Il faudra appeler cela le «multiculturalisme extrême», comme il existe aussi des gauches et des droites extrêmes. Or, fait étonnant en raison de ce qu'on croit être la robustesse de la civilisation qu'a bâtie la France au fil des siècles, c'est chez elle que surgit la bête. Elle prend la forme d'un rapport qui, dans ses passages les plus emportés, propose ni plus ni moins que la destruction de l'identité nationale.

Face à cela, le multiculturalisme à la canadienne n'a qu'à aller se rhabiller...

Cette proposition de «refondation des politiques d'intégration», rendue publique il y a quelques jours, est un ouvrage auquel ont travaillé 250 collaborateurs. Que suggèrent-ils? «Ils n'aiment pas la France telle qu'elle est, ils la préféreraient sans son histoire, sans sa langue, sans ses rues, sans sa culture et sans son peuple», répond Le Point en un brillant résumé.

Bien entendu, le document est verbeux - 276 pages en cinq chapitres. Verbeux de cette novlangue vide et prétentieuse qui entend revoir les «paradigmes» au moyen d'une «approche transversale, pluridisciplinaire et horizontale» du «vouloir-vivre ensemble» pour «faire France» par la «reconnaissance à acter» dans la «remise à plat de l'Histoire».

Ah, l'Histoire! Elle est aplatie, en effet!

Quelles sont les «préconisations» (sic) du rapport en cette matière?

Voici: «Ce qu'il importe de connaître, ce n'est pas du tout le passé reconstitué avec un maximum de soin et d'exactitude, mais bien l'image que les hommes se font du passé». Bref, n'importe quoi, au goût du client. L'histoire de la France devra ainsi devenir un catalogue d'horreurs: esclavage, traite négrière, colonisations, guerres d'Algérie et d'Indochine, exclusion, racisme... des barbaries qu'il est impérieux d'enseigner en priorité à l'école et à la mémoire desquelles il faut construire des musées, rebaptiser des rues et lourdement grever le budget de l'État.

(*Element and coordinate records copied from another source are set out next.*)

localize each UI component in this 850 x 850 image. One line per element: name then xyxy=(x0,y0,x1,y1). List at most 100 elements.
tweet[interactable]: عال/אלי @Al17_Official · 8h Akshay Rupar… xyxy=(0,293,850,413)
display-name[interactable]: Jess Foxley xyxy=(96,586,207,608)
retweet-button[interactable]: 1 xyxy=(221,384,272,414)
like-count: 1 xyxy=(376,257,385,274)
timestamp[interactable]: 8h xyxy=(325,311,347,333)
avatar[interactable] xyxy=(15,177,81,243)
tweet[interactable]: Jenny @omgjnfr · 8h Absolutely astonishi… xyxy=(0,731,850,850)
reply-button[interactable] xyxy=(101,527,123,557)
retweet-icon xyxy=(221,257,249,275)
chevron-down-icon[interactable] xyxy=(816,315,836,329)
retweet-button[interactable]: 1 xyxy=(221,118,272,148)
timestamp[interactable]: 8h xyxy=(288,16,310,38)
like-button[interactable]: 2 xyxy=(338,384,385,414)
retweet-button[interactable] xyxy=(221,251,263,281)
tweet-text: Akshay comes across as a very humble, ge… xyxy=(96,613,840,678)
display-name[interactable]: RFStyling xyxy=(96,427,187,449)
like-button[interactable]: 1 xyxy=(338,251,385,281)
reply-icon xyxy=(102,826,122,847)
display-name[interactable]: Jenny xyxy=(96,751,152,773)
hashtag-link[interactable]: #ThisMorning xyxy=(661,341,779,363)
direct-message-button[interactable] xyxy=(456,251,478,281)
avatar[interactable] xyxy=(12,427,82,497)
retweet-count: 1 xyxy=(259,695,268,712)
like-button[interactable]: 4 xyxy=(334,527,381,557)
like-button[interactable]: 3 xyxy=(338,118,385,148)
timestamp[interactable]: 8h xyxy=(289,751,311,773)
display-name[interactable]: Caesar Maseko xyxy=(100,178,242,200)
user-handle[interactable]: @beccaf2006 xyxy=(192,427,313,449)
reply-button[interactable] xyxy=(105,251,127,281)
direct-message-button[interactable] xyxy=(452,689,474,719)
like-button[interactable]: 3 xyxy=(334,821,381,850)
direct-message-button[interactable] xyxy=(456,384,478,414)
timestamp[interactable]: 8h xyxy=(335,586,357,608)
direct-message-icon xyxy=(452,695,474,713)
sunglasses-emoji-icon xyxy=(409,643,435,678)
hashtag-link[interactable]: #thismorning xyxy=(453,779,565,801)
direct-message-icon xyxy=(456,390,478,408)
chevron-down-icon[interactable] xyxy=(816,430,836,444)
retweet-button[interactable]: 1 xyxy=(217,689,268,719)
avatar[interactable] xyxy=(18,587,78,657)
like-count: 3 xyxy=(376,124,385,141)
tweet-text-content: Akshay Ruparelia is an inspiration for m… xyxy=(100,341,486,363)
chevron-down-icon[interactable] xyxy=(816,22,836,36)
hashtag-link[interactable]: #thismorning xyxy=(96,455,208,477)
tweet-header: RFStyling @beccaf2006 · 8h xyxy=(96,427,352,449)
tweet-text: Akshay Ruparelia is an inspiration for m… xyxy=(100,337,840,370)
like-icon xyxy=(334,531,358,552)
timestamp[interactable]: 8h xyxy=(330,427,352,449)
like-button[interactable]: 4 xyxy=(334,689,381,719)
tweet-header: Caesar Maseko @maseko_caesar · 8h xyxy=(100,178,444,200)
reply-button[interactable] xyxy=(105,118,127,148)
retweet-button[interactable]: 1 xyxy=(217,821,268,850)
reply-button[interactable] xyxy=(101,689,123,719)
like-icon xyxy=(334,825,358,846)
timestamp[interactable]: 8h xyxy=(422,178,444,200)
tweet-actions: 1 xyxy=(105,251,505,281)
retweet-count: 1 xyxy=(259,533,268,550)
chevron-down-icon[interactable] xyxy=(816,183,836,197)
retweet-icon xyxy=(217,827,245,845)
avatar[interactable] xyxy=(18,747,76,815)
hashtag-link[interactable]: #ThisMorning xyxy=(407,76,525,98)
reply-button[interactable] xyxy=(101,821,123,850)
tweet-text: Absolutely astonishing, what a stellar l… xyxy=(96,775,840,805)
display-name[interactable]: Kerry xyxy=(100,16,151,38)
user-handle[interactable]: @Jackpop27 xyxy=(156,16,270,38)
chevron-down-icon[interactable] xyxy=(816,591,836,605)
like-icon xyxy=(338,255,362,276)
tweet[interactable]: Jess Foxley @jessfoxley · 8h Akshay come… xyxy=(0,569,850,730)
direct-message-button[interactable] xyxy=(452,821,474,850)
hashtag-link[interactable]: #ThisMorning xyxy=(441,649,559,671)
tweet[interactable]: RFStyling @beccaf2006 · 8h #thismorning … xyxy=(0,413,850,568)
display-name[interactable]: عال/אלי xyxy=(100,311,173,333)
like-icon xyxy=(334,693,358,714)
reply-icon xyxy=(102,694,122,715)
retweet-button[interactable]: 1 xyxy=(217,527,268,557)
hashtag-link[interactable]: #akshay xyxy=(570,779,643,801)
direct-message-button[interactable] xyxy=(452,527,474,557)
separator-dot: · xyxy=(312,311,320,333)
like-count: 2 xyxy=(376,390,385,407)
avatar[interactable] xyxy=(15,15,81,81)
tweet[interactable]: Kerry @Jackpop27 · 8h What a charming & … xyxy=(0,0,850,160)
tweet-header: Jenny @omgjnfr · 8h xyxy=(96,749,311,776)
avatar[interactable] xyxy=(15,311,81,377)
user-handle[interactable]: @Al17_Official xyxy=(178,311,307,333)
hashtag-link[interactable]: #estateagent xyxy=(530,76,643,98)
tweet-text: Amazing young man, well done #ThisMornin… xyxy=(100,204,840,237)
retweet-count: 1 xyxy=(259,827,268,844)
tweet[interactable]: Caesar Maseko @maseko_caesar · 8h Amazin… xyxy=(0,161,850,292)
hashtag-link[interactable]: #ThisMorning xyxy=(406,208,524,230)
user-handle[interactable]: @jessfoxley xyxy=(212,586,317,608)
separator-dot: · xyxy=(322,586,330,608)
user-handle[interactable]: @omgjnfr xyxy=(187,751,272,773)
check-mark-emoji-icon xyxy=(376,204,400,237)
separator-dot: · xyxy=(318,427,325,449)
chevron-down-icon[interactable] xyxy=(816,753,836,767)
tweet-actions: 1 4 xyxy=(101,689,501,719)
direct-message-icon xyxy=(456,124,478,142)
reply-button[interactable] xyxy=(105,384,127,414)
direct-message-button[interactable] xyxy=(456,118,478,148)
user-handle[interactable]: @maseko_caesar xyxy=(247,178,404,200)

Inutile de dire que la langue française elle-même doit presque devenir une langue parmi d'autres en sol français, la nation devant assumer, là aussi, «la dimension arabe-orientale, comme afro-antillaise, océanindienne, mélano-polynésienne ou sud-est asiatique, de son identité».

***

Nous avons mille fois noté dans cette colonne l'acharnement que met la civilisation occidentale contemporaine à se détester elle-même, une perversion inédite dans l'Histoire. À ce point de vue, le nouveau plan proposé par ces ingénieurs sociaux éclairés étonne peu, semblable sur le fond aux idéologies fumeuses élaborées depuis des décennies dans les cafés de la rive gauche.

Que le document ait été immédiatement désavoué par les élites politiques (par le premier ministre Jean-Marc Ayrault, en particulier, qui l'avait pourtant commandé en juillet) ne change rien à l'affaire: il existe désormais un guide sophistiqué du suicide collectif par surdose de multiculturalisme.